RELATED: NCAA postseason events, Big Ten events canceled

The NCAA would later announce March 30 that a vote had been taken to allow schools to provide spring-sport student-athletes an additional season of competition and an extension of their period of eligibility. The NCAA also announced athletes in winter sports, like swimming, would not be granted another year of eligibility.

Burvill said that she was planning on trying to get to the 2020 Olympic Games, but now that they have been postponed, her future regarding them is uncertain.

The ending to her college career is one that she’d like to forget, but her four seasons for the Black and Gold were anything but forgettable.

“I want to thank everyone who had the involvement in me coming [to Iowa City],” Burvill said. “My family, my friends, the coaching staff, the coaches that I had at home, and the friends that I’ve made here. Every experience that I’ve had throughout college kind of made me the person that I am today, living on your own, doing things, doing life. I’ve had the best time here. I want to stay here and make my own life here.”

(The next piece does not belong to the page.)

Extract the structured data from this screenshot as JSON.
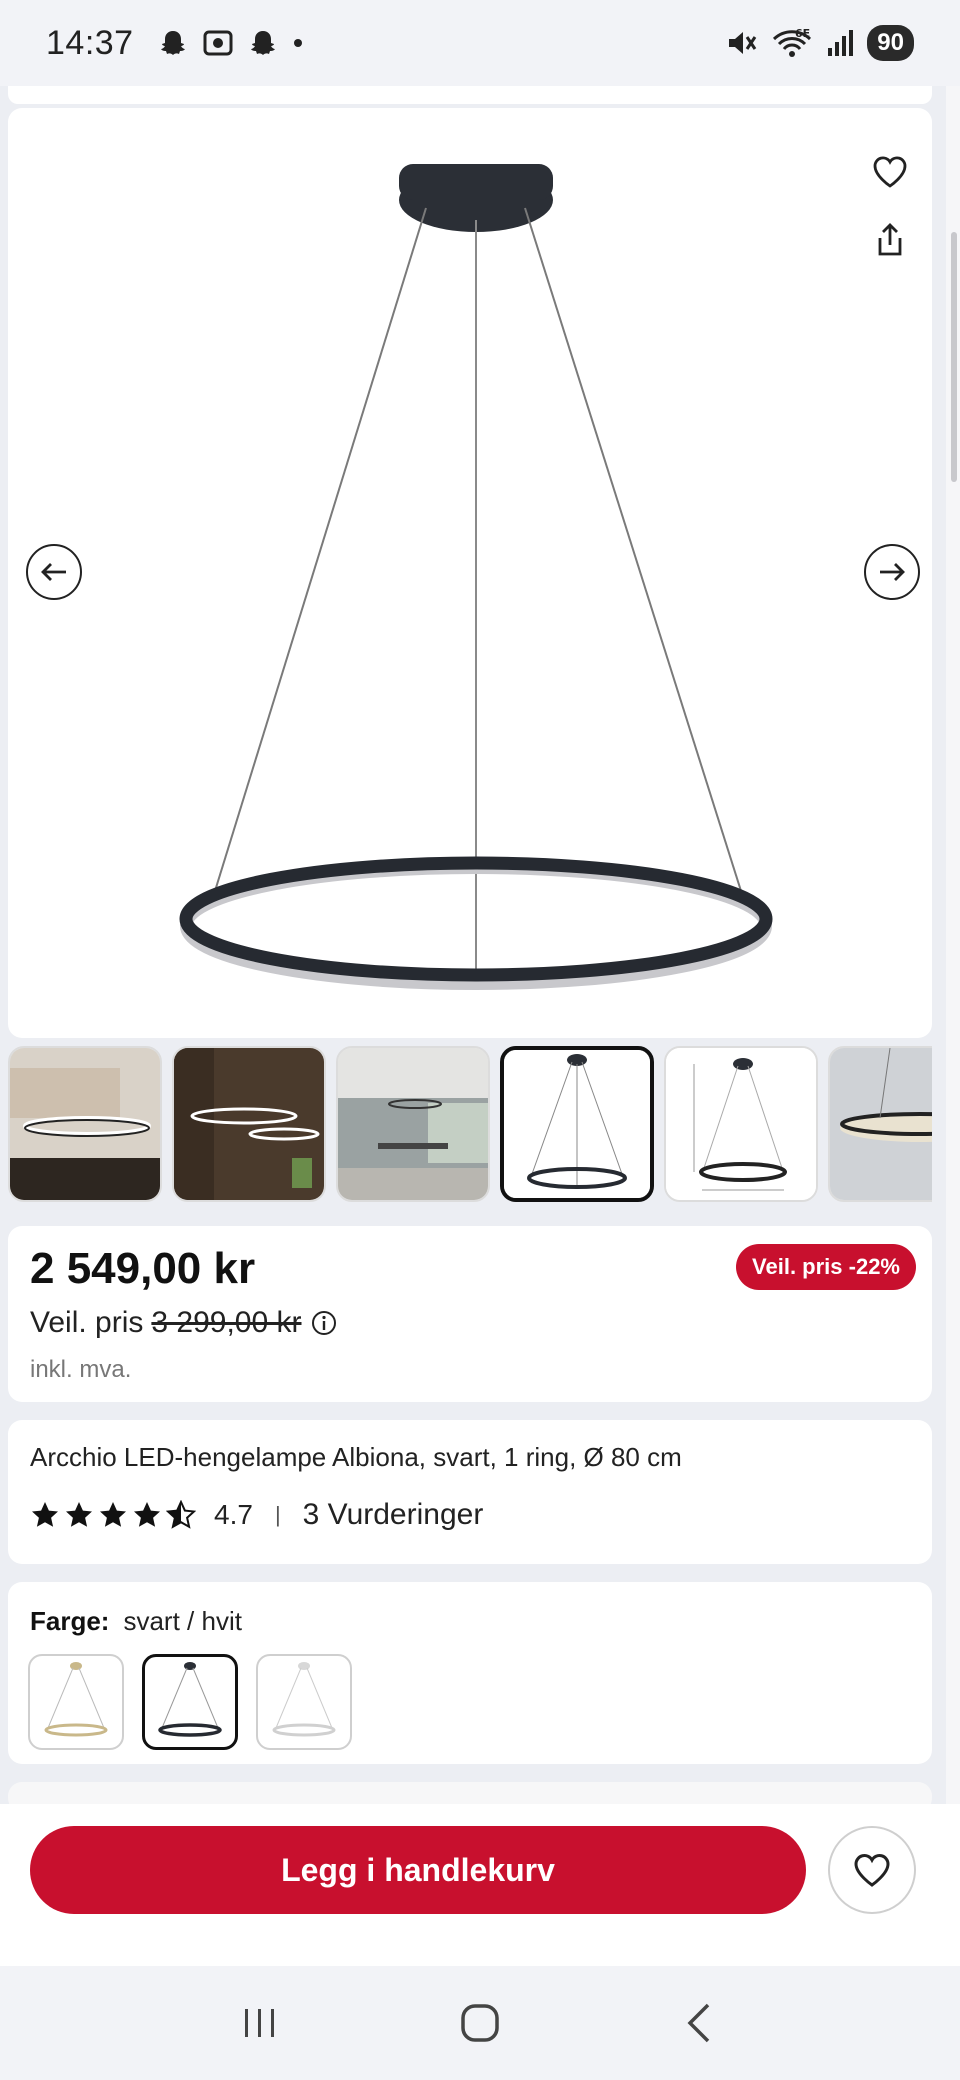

While Burvill’s career came to an end in an abrupt and unexpected way, sophomore Anze Fers Erzen — who was one of the NCAA qualifiers for the men’s team — will have two more years as a Hawkeye.

“This whole situation shocked everyone,” Fers Erzen said. “Especially for the seniors, I really feel bad for them, because, you know, me, I have two more chances. For the seniors, I can’t imagine what they’re going through.”

Fers Erzen was also eyeing this year’s Olympics, as well, but is looking at the postponement of the event in a positive way.

“I’m happy for myself that they were postponed,” Fers Erzen said. “It gives me one more year to train for them. I mean, of course I want to train hard for the Olympics, but realistically, I don’t think this summer I would’ve been able to make it.”

While he understands the frustration of athletes both nationally and worldwide, Long emphasized that these circumstances allow for a time to pause and evaluate.

“We sit around and try to score higher on the diving boards and get a faster time,” Long said. “We need to appreciate that we’re able to do that. But also respect that this is a big part of their life right now, so they’re training and preparing for things like that.

“It’s a combination of — it’s a huge part of their life that they committed to do things that, on the world scale right now, may seem trivial but are very important to them. We can all learn lessons to be appreciative of what’s important.”